Okay, the first part that I cut so I could keep within 500 words:

“So, Giles. Thanks for coming over. I see you have your lute.”

“Whatever ye request, milady, it shall be my pleasure to perform. Anything.”

“Whoa! Giles. Um…”

“Aye, milady?”

“That look belongs on the afternoon soaps, not in my living room.”

“Perhaps a love song?”

“Not a love song. I wanted to talk.”

“Every lass wants to talk. And then…”

“I should have asked Neil.”


“Your buddy, Neil. Son of Lord Lillenhite. Ring a bell?”

“Aye. My bosom friend, since boyhood.”

“Yeah? I heard about your boyhood pranks with the dairymaids. Not cool, buddy.

And then the meat of the matter - at exactly 500 words...

“Neil’s been tattling tales, has he? Did he tell ye how it ended with my jaw nearly cracked. ‘Tis cruel to damage a man’s livelihood. If I couldn’t sing…”

“Save it, Giles. You got what you deserved, and your jaw obviously wasn’t damaged that badly. I want to hear how you became friends with Neil. You guys are so different.”

“And why would that surprise ye? He was born in a castle. I was born in the back of a tavern. I have no land. I wandered all my life, settling for a few days or months, no longer.”

“Were you jealous?”

“Who wouldn’t want a castle, a title, an uncle who was king? Aye, he was a proper little stick then, ‘tis true. But, the next year, when I returned to Neil’s valley, I was ready to yoke myself to his fine manners for a bit of decent company. It helped that he started growing; no longer a baby-faced twit. And then, do ye know what changed everything? At the end of that summer, ye know what he said?”


“That he was jealous.”

“Of you?”

“I swear by my lute strings! Lord Lillenhite had been after him day and night to be a proper nobleman. Neil was fair miserable. But it took ‘til his fifteenth summer before he cracked like a nut. Then, we ran away.”

“You helped him run away? From the castle?”

“O’ course. Couldn’t leave him stranded like a…”

“But how did you survive on your own?”

“Well, I had my lute and Neil had been practicing on the fiddle I had given him a while before, as a…favor.”

“Let me guess. He bailed you out of trouble.”

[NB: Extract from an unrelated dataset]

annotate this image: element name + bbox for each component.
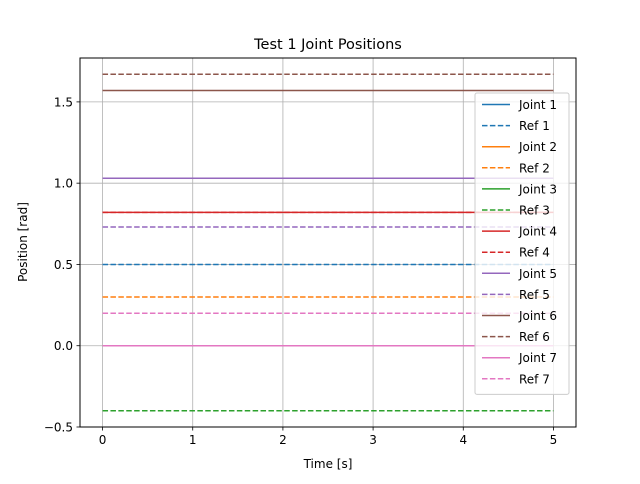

“Not before I had paid for my sins with a dozen stripes cross my back. But he kept them from killing me. So, I owed him. I gave him my fiddle, which I wasn’t so fond of anyway. The lad sings like a hoarse raven, but he became a fair fiddler. So we went from village, to town, to castle, earning our bread and butter and a few coins besides.”

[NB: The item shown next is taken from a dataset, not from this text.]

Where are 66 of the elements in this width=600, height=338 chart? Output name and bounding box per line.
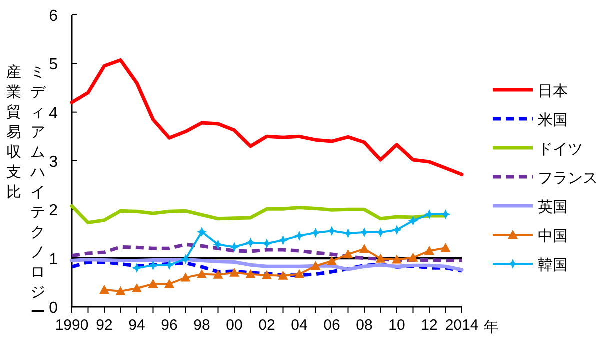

“Sounds like quite the adventure. How long were you gone?”

“More than a year, ‘twas. I was fair surprised to find he had a decent ear. Could fiddle any tune he heard, and add a bit of fancy trim to it as well. ‘Twas the best coin I’d earned. O’ course we needed every copper penny as he kept growin’ outta his clothes and boots. Hit his growth that year and kept on going up. Didn’t know he’d become a giant from that piddly thing he was when he was ten.”

“So what brought you back?”

“Neil’s uncle died. Dolf had to take the throne and Neil was next in line, ye know.”

“That must have been hard, to leave behind your friend.”

“Harder on him than me. Poor wretch; to trade sunshine, music and mountains for a granite-walled city and tight-fitting velvet. I’d die, I would.”